Tyrer-Cuzick Risk Calculator
The Tyrer-Cuzick Risk Model (also called the IBIS Breast Cancer Risk Evaluation Tool) is a widely used model for calculating breast cancer risk. This model assesses the likelihood of developing breast cancer based on a comprehensive set of personal, familial, genetic, and lifestyle factors. Below is a table of the most important input variables in the Tyrer-Cuzick model, along with descriptions of each factor and how it affects risk assessment.
Input Factor | Description | Impact on Risk |
---|---|---|
Age | The individual’s current age. | Risk of breast cancer increases with age. |
Age at Menarche | Age when menstruation began. | Early menarche (before age 12) is associated with higher risk. |
Age at First Childbirth | Age at the birth of the first child. | Later childbirth age (after 30) can increase risk, as does nulliparity (never having children). |
Number of Children | Total number of children the person has given birth to. | Higher parity (number of births) tends to reduce risk. |
Menopausal Status | Whether the individual is premenopausal or postmenopausal. | Postmenopausal status can increase risk, especially if age at menopause is later. |
Age at Menopause | Age at which menopause occurred (if applicable). | Later age at menopause is associated with increased risk. |
Family History | Breast cancer history in first-degree relatives (mother, sister, daughter) and second-degree relatives. | Family history is a significant risk factor, especially with multiple affected relatives. |
BRCA1/BRCA2 Mutation | Known presence of BRCA1 or BRCA2 mutations. | These genetic mutations dramatically increase breast cancer risk. |
Ashkenazi Jewish Descent | Ethnic background associated with higher likelihood of BRCA mutations. | Being of Ashkenazi descent can increase genetic risk due to higher mutation prevalence. |
Hormone Replacement Therapy (HRT) Use | Usage of hormone replacement therapy, duration, and type. | Extended HRT use, particularly combined estrogen-progesterone, may increase risk. |
Breast Density | Density of breast tissue based on mammogram. | Higher breast density is linked with increased breast cancer risk. |
Body Mass Index (BMI) | A measure of body fat based on height and weight. | Higher BMI, especially postmenopause, can increase risk. |
Atypical Hyperplasia History | Prior diagnosis of atypical hyperplasia in breast tissue. | Having atypical hyperplasia can elevate breast cancer risk. |
Lobular Carcinoma In Situ (LCIS) | History of lobular carcinoma in situ (LCIS). | LCIS presence significantly raises future breast cancer risk. |
Hormonal Factors (OCP Use) | Usage of oral contraceptives (birth control pills), particularly duration of use. | Long-term oral contraceptive use may slightly increase breast cancer risk, though effects are complex. |
Previous Breast Biopsies | Number of prior breast biopsies performed and results (if any abnormalities). | Multiple biopsies, especially with atypical findings, can slightly elevate risk. |
Lifestyle Factors | Lifestyle variables such as smoking, alcohol consumption, and physical activity. | These factors moderately influence risk; alcohol intake is associated with a slightly higher risk, while physical activity may reduce it. |
Notes on the Model:
- Risk Calculations: The Tyrer-Cuzick model produces two primary risk outputs:
- 10-Year Risk: The risk of developing breast cancer within the next 10 years.

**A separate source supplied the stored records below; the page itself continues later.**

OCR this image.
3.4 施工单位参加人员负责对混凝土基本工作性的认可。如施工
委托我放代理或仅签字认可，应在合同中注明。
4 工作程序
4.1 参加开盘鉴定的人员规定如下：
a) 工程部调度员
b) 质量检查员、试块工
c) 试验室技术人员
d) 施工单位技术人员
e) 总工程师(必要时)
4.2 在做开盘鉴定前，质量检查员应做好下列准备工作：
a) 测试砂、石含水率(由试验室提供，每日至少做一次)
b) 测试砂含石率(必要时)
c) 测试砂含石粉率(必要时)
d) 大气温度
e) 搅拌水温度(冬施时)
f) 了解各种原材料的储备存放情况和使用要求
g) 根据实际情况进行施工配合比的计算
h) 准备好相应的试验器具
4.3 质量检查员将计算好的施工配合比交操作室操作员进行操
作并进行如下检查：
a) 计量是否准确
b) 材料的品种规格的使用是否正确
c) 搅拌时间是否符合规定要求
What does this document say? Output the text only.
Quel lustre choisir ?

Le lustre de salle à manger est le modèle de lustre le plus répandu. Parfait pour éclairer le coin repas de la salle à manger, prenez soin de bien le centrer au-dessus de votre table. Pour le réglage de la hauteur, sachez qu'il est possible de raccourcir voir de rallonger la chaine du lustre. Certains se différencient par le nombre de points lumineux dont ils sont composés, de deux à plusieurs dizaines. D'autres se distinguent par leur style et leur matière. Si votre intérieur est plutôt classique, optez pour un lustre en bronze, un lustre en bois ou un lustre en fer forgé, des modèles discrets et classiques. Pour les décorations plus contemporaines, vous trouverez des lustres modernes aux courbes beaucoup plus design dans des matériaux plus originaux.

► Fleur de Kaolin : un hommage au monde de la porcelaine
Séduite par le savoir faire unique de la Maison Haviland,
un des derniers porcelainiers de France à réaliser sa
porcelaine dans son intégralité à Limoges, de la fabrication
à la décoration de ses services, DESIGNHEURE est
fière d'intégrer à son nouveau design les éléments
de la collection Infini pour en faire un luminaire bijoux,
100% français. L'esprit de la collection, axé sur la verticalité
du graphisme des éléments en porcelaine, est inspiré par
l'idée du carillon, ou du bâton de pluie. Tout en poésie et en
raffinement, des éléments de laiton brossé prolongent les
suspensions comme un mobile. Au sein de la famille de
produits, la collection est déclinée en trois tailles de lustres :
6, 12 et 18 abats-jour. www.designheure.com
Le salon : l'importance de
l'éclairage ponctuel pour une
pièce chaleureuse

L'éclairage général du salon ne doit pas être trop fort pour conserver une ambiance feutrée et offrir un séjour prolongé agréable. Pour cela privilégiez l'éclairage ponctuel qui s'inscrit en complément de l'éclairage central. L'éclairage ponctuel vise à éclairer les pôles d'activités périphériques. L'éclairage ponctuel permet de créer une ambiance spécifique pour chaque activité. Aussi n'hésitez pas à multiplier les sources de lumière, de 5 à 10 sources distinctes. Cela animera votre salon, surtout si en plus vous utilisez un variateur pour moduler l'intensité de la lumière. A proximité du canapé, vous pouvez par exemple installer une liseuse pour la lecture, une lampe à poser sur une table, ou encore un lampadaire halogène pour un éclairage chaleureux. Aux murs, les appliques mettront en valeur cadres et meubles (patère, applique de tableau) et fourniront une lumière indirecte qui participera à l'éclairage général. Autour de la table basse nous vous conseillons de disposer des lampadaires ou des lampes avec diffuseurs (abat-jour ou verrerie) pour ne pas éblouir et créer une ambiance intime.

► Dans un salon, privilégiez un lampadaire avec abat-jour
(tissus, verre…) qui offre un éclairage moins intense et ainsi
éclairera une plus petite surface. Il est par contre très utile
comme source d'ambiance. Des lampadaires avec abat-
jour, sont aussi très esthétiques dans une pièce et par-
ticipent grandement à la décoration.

- Lifetime Risk: The probability of developing breast cancer over the course of a lifetime (up to age 85).
- Weight of Each Factor:
- The model considers each factor’s relative weight based on research correlations with breast cancer risk. For example, BRCA mutations and strong family history have a high impact, while factors like oral contraceptive use have a relatively lower impact.
- Genetic Factors vs. Lifestyle Factors:
- Genetic and familial factors are generally weighted more heavily as risk indicators in the Tyrer-Cuzick model. However, lifestyle factors contribute meaningfully to risk management and are also considered.
Usage Considerations:
The Tyrer-Cuzick tool is generally used in clinical settings, often by physicians or genetic counselors, to guide preventive measures such as:
- Enhanced screening (e.g., MRI for those with high lifetime risk).
- Preventive medication (like tamoxifen or raloxifene for high-risk patients).
- Genetic counseling or testing, particularly for those with strong family histories.